At the start of Penn’s 278th academic year, I want to offer a special welcome back to all our students. I especially welcome those who are settling into the beautifully reborn Hill College House, a landmark building on Penn’s campus for more than half a century. Noted modernist architect Eero Saarinen expressed many important ideas through his buildings during the course of his too-short career. Hill House — his only work in Philadelphia — in particular promotes the importance of community in university life.
In 1958, scarcely a dozen years after the Allies defeated fascism in World War II, Saarinen captured the ideals of democratic community while anticipating the needs of students today through his groundbreaking design. From Hill College House’s welcoming communal atrium to the abundance of renovated study rooms, lounges, music practice rooms and even a project innovation room, this special space has helped forge lifetime bonds of learning and living for generations of Penn students. We are especially pleased to welcome Hill House back to complement the New College House that opened last year. Together, they foster a vibrant and inclusive community at the northeast gateway to our campus.
Across our campus, the ideals of inclusive and open community are fundamental to the Penn experience. All members of our community, representing a vast array of backgrounds, perspectives and identities, are not only welcome here. Every member is indeed essential to every major facet of what we hope to achieve here. Richness of diversity and the open exchange of ideas are fundamental to the preservation, creation and dissemination of knowledge, to life-saving and society-improving discoveries and innovations. Our welcoming and wonderfully diverse community is Penn’s greatest strength.
You return home to Penn’s campus after a summer of national and international developments that have left us feeling deeply troubled. The appalling scenes of unthinking hatred and violence in Charlottesville this past month especially contradict our University ideal of an inclusive and open community. As I said at the time, the racism, anti-Semitism and other bigotry expressed by the neo-Nazi, KKK and other white supremacist groups that demonstrated in Charlottesville are deeply abhorrent and call for universal condemnation. The hatred espoused is inimical to any decent society and anathema to the most fundamental ideals of our University.

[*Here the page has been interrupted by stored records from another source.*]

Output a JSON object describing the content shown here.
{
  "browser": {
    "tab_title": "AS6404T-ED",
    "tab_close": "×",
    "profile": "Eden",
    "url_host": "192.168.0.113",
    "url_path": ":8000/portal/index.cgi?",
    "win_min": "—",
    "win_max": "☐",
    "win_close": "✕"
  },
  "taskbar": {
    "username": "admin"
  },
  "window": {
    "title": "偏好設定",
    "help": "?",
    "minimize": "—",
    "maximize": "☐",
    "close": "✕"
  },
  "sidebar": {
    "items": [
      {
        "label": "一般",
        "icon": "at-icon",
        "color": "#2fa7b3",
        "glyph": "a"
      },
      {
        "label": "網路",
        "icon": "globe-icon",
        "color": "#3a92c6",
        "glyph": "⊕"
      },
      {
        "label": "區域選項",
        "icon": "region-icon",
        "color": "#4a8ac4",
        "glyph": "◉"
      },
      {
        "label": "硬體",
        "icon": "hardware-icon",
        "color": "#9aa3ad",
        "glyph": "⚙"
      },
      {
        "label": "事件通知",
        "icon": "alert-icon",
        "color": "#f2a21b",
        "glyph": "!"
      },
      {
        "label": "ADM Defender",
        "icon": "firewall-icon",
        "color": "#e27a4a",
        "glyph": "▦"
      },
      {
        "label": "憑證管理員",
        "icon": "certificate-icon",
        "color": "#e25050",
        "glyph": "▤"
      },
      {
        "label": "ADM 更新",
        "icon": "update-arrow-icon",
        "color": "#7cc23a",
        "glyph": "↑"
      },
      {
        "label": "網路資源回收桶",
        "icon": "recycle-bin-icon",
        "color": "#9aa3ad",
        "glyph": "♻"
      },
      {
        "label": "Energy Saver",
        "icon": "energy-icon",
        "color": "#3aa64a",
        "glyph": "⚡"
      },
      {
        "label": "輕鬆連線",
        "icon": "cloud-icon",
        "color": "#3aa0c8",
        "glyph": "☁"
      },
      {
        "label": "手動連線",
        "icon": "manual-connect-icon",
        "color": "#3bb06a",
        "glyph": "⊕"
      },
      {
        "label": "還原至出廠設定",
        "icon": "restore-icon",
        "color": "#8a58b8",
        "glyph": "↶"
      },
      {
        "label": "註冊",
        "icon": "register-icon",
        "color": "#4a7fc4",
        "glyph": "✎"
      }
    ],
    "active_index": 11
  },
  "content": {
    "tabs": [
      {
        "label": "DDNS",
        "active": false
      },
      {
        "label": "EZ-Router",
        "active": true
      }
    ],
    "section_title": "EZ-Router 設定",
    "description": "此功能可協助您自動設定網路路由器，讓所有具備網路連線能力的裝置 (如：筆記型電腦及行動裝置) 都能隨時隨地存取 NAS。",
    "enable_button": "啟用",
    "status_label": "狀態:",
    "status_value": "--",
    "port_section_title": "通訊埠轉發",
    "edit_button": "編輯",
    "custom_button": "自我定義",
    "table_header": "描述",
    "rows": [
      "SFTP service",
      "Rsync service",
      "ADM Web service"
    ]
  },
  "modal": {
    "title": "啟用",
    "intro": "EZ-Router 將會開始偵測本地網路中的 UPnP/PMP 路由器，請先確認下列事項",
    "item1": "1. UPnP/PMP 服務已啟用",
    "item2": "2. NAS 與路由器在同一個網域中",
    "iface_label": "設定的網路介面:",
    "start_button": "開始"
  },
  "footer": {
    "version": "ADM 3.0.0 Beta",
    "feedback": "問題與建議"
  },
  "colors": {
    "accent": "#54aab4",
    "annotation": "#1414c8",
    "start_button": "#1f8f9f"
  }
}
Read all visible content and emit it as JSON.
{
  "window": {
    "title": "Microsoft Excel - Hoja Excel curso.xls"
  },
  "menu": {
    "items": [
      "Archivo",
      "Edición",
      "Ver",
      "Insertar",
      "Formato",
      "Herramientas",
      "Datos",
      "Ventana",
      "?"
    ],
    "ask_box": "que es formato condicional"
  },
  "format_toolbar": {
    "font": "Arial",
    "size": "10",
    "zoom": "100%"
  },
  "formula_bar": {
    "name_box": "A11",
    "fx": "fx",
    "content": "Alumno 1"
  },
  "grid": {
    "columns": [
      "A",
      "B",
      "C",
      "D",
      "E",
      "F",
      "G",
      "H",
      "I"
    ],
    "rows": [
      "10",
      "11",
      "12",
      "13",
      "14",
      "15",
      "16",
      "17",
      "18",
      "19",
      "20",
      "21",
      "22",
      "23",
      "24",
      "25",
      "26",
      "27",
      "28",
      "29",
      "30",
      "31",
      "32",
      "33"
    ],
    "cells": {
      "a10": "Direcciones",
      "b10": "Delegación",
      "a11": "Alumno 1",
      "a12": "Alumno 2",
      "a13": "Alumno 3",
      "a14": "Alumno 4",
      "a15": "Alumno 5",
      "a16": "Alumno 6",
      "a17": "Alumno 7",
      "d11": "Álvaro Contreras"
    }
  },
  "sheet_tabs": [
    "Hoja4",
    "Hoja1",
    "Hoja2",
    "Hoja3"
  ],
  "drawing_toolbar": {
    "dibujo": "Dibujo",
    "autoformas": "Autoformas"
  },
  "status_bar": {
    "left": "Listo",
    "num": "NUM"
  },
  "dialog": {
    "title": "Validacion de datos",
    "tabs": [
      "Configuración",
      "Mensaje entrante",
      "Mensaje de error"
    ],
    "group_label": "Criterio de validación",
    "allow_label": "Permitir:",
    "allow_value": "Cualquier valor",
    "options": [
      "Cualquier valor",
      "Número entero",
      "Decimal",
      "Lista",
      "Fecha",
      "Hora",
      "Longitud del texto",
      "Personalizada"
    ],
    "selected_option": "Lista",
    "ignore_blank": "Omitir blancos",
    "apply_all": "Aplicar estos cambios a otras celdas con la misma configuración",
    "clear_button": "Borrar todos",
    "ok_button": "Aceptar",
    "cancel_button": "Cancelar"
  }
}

At the beginning of this new academic year, I hope we all take a few moments to celebrate our campus community as the best and, ultimately, the only way forward to a better world. We stand for love, not hate; inclusion, not exclusion; compassion, not contempt; empathy, not antipathy; and the elevation, not the degradation, of the human spirit. Each time we begin the academic enterprise anew, we also reaffirm our commitment to one another — to fostering a campus culture that is ever more open, more intellectually vibrant, more inclusive and more warmly welcoming to all.
Welcome back!
AMY GUTMANN is the 8th president of the University of Pennsylvania.